I guess it boils down to the fact that I know I probably don’t have a chance in H-E-double-hockey-sticks, but I still want to know I have the option to become pregnant. After all, my Aunt who tried for many years to get pregnant finally had her dream come true naturally some 20 years after getting married. And by that timeline, I’m more than half-way there.

0 Replies to “Chances in H-E-double-hockey-sticks”

  1. hi emily, I wanted to thank you so much for your kind comments on my blog. I’m so glad you found me!

    I know what you mean about feeling defeated by your body, like a failure. And I hate not even knowing if I have a chance to conceive naturally — pretty sure I don’t — and being forced to rely on others to help me become a mother. It’s a horrible feeling.

    Anyway, just wanted to say hi and thanks again. ~luna

  2. I get it. I get the failure, the hatred of your body and the pain. The pain every month, as if not being pg is bad enough, here is this hellish pain to remind you that thinks are not right down there, that they are truely f*ed up.
    Just an FYI – the stim drugs can grow the endo (I’m sure your RE warned you about this before you did the ivf – mine got bad after an injectible iui).
    No words will make it better, but maybe time will help.

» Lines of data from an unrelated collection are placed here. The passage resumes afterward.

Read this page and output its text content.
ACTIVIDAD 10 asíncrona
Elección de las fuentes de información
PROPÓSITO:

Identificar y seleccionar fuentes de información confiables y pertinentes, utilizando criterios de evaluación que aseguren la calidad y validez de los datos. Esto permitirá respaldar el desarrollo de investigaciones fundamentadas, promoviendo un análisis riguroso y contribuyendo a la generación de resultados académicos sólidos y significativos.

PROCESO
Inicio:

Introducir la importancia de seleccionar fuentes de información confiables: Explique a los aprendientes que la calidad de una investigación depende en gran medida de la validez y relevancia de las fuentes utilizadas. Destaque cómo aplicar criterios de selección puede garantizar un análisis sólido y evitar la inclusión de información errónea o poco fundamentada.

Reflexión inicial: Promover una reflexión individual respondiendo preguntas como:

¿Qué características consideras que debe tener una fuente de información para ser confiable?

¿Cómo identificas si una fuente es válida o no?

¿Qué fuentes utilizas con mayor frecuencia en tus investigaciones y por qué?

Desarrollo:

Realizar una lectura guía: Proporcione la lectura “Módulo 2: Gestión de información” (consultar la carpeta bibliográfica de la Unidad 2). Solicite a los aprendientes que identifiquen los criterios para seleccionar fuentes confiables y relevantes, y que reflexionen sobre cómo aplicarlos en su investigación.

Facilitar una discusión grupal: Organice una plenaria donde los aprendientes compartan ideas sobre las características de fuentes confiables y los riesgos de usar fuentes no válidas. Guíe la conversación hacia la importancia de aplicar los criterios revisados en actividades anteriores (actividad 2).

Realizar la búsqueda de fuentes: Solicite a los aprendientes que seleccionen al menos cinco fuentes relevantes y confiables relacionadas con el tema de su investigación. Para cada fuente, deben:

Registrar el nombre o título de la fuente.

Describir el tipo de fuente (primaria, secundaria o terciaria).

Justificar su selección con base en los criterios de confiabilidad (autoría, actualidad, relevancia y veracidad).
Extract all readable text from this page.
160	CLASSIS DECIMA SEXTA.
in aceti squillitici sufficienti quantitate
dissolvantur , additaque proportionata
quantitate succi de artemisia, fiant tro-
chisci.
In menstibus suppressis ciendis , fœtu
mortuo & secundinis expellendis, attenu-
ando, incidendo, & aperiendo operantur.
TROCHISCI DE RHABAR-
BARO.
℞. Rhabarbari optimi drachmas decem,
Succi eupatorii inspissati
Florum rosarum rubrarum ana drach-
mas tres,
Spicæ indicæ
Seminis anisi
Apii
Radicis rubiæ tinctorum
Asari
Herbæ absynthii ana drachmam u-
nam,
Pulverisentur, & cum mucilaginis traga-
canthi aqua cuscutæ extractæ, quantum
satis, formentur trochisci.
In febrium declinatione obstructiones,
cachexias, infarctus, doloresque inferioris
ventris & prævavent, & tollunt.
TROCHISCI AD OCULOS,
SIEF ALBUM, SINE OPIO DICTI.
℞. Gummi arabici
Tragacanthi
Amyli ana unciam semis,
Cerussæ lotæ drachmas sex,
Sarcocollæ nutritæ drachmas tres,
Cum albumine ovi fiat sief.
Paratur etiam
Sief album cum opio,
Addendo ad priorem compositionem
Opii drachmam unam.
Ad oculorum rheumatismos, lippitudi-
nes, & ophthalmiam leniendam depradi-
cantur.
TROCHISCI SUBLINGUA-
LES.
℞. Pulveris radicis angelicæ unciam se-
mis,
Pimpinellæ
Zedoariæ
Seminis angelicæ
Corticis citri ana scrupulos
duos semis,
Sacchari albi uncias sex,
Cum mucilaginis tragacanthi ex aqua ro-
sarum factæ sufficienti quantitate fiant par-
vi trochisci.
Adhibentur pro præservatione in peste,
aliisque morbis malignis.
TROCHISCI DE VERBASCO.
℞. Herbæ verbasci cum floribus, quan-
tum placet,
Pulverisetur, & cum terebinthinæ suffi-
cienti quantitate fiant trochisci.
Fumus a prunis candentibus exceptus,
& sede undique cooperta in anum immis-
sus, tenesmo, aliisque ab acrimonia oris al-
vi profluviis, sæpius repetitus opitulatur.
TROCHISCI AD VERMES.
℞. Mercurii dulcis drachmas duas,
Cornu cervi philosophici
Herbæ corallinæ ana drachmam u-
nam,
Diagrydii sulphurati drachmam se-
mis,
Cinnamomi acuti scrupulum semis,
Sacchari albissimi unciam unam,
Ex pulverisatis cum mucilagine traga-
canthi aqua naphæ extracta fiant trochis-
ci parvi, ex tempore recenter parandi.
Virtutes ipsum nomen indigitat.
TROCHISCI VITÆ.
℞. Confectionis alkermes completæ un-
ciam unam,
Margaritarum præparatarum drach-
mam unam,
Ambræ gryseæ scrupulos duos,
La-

    And for the bcp vs. lupron. I did syneral (like lupron) for a year and it didn’t help at all, i siwtched to continuous bcp and felt pretty good for several years (7 to be precise).

  3. I know the feeling about your body failing. My cycles are perfect too, 27-31 days. I even notice signs of fertility each month, but for over 5 years now, I’ve had one ectopic pregnancy and that’s it. One little tease, that maybe sometimes things in there work. I guess the point is that with time needs to come acceptance. It’s not easy. Sometimes I think I’ve completely accepted it, and then I have a sort of longer cycle and wonder if maybe I’m pregnant, and I realize I haven’t fully accepted it. To bad there’s not an “easy” button.

    I’m sorry about the endo and the pain, all of it! I hope they can clear it up without surgery.

  4. I know whereof you speak, Emily. I’ve had two laps (both with incredibly bad reactions to the anesthesia and horrible post-surgery pain — the organs in that region, not surprisingly, just don’t like getting blown up with gas and pushed around!)

    I also know why you don’t want to take the b/c pills. My doctor prescribed them for me and I just couldn’t bring myself to take them. I decided to put up with the cramping. Like your aunt I want to think there’s a random naturally occurring pregnancy out there somewhere. Sigh.

  5. Hi, thanks for posting on my blog. As you know, I too have endo. From my reading, taking all the organs out won’t necessarily stop the endo and pain.

    I am sorry your journey has been so painful. And this doctors appointment you posted about here sounded very crappy. PCOS and endo. How come they didn’t see this before? I am now going to skip ahead to see if you blogged about the results.

    Us endo chicks need to stick together. The shit about it is that it is a problem outside of getting pregnant and it is painful, scary, and hard to check up on without a surgical knife.

    I also loved your blogiversary post. And I was born in the burbs of Detroit too. I did first and second grade in Birmingham. 🙂

    Wishing you the very, very best.